The ATR Pool

There is a huge Absent Teacher Reserve pool. For various reasons throughout the year, schools need to hire leave replacements. Vested teachers have lives, and often need to take breaks. The Department of Education must hire teachers from within this pool. The Absent Teacher Reserve pool has grown disproportionately large under Mike Bloomberg, largely due to Bloomberg’s large scale closing down of schools and a widespread divesting and subsequent diaspora of these teachers. Really good, professional teachers. 

ATRs have been displaced and largely have the mentality of freelance workers. Sometimes they get placed in gigs they really like. Other times, it’s not that great. It’s like anything else. It’s work. Sometimes their gigs last weeks, sometimes months, and then they have to pack it up and keep it moving.  

They are sometimes treated like second class citizens in their schools because there is a stigma that exists for some: that all these teachers are ineffective. Largely, that’s not the case. It’s just that the school’s numbers crunched out in different ways and earned letter scores of A, B, C, D, or F. 

Yeah, do you remember that? Those city-issued “grades” that made you feel good (or bad) about the school you were sending your kid to? There was no rhyme or reason for many of those closures. 
Schools that were highly rated one year tanked the next, and the statistics going into the letter grading system really amounted to fuzzy math. 

Listen I’m just calling it like I see it, people. I’m not here to condemn anybody. But that’s what the system is. Everyone wants to make a living. We’ve worked harder for less and less. Be grateful you have a job, right? And thank God we do. 

But what’s missing is solidarity. 

We used to have a strong union. It’s still strong in many ways. I’m glad to be a part of it. But mistakes were made and teachers were sold out. 

Plain and simple. Do I really need to explicate further? 

ATRs are the nomads of the Department of Education, the widespread refugees from all the displaced schools. Ask any ATR where they’re coming from and they’ll have a story of the way things were “before they shut it down”. Bigger schools got arbitrarily broken up and were replaced by smaller schools with auspicious-sounding names.
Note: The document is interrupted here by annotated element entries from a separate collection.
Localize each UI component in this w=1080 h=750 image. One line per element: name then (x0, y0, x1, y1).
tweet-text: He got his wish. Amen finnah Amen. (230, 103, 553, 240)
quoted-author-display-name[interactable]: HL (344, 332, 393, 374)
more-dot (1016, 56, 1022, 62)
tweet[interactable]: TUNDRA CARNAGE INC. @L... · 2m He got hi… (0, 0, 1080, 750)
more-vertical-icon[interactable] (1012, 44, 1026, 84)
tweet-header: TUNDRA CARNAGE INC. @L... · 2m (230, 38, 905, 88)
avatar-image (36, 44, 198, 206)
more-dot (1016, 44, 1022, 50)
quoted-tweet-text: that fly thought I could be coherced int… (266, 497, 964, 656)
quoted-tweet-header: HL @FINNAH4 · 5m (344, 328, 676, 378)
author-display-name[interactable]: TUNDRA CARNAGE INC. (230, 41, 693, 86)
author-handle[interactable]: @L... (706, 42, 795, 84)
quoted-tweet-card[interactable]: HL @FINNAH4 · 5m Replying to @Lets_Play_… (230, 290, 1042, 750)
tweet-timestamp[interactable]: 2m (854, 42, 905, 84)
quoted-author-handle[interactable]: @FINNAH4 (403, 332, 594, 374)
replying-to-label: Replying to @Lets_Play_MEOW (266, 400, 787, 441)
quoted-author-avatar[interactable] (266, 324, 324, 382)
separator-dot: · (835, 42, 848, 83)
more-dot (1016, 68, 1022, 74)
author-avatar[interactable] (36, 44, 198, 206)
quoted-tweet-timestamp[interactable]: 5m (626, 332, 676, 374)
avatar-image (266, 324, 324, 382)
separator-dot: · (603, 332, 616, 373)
Educational fads and legislation come and go. Some of the more rigorous, highly bankrolled educational trends stick around longer, say for about five years. The conventional wisdom in the trenches is to try to be a good sport and pick up on the trends a little bit. Surely enough, after public interest has waned, a new group will come in. I’ve seen a lot of these consultants with entire zeitgeists come and go, bringing with them lots of paperwork and color coded expensive folders. Then they’re forgotten. 

ATRs are a valuable part – perhaps the most valuable part – of the DOE today. They’ve been through it, and they’re still coming back.